In a report on its latest thinking about ABSs – drawn from a range of sources, including Legal Futures – the LSB identified four main factors that will affect the take-up rates of ABS: access to capital, the regulatory environment (and particularly the cost of regulation), behaviour of consumers and behaviour of firms.
The report said the largest firms have “greater luxury” of financing expansion through raising capital on external markets or using their own cash reserves, meaning it is likely that mid-tier firms – which it defined as those with a turnover of £100-200m – will be “among the early adopters”.
It continued: “Firms which are ‘highly cash generative’ but with room for expansion, for example mid-tier City law firms with high growth strategies, could be prime candidates for attracting capital from private equity houses.
“The scope for finding efficiencies could be an important reason for attracting private equity, with its access to management consultants and expertise in restructuring corporations in view of delivering greater synergies and focusing on finance bottom lines.”
The report acknowledged the risk that investors would buy shares in an ABS for short-term speculative gain only. “This risk is, however, partially mitigated by regulation of external ownership and the long-term positive benefits of external capital in law firms. This risk, nonetheless, does exist as it is also present in many liberalised markets open to outside sources of investment.”

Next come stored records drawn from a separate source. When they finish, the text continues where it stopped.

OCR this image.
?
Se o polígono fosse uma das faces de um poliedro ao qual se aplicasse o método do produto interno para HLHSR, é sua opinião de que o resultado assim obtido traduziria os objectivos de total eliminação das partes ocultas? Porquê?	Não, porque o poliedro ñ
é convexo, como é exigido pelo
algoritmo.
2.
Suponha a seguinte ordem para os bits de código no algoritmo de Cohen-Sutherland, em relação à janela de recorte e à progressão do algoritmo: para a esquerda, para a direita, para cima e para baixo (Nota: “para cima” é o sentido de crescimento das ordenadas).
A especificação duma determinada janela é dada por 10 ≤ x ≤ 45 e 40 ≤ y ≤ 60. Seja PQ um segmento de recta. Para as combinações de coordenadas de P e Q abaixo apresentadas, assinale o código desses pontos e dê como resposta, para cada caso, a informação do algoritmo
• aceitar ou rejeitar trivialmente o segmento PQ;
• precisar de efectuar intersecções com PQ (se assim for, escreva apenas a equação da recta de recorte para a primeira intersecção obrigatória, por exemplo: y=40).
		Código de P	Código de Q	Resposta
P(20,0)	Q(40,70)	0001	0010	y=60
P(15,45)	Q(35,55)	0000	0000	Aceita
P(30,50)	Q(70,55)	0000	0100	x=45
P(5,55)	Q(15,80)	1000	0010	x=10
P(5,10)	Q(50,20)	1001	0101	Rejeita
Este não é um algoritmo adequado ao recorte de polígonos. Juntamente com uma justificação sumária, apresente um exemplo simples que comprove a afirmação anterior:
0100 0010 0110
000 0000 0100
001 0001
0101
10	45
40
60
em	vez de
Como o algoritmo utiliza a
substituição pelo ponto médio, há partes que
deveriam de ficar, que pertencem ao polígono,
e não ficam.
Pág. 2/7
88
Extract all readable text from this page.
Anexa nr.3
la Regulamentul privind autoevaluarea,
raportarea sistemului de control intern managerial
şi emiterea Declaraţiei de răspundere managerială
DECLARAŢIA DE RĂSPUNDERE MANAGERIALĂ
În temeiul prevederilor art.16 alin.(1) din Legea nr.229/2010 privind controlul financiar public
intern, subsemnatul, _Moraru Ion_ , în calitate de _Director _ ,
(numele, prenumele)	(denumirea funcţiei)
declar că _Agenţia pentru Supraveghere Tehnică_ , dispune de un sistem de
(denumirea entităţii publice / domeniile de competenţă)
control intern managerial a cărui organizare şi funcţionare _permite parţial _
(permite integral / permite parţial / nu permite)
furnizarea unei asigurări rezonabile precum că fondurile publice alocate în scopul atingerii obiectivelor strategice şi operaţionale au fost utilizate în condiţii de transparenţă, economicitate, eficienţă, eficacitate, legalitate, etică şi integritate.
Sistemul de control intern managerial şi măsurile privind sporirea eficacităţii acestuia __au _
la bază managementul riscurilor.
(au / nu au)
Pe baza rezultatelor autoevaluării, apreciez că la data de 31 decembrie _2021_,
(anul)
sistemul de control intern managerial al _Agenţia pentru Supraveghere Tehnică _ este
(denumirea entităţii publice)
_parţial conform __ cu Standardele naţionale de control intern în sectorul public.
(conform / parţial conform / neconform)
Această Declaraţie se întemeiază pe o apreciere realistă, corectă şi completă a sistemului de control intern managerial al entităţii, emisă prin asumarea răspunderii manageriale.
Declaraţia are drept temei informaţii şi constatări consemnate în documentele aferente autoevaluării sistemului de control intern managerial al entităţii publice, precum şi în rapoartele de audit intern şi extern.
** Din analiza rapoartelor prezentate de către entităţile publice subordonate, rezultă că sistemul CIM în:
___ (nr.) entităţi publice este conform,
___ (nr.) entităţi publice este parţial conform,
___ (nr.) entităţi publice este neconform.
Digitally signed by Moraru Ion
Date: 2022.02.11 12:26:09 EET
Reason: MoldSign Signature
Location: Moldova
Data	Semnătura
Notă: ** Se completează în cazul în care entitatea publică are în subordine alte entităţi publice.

The report – a baseline study which aims provides a picture of the legal market against which the introduction of ABSs can be judged in the future – also reflected concerns that if ABSs cause smaller law firms to shut, this could have a disproportionate impact on black and minority ethnic (BME) lawyers, who are more likely to work in such firms than larger ones.
However, it said BME consumers are likely to benefit from the more diverse ways of providing legal services, and from competition bringing down costs.
It noted that the introduction of ABS-style structures in Australia actually led to an increase in the number of law firms, and if repeated here this “could increase the number of employment and training opportunities”.
The first evaluation of ABSs post-implementation will be undertaken in spring 2012 as part of the first triennial assessment of the impact of the Legal Services Act, while there will be a full impact assessment of ABSs in 2014.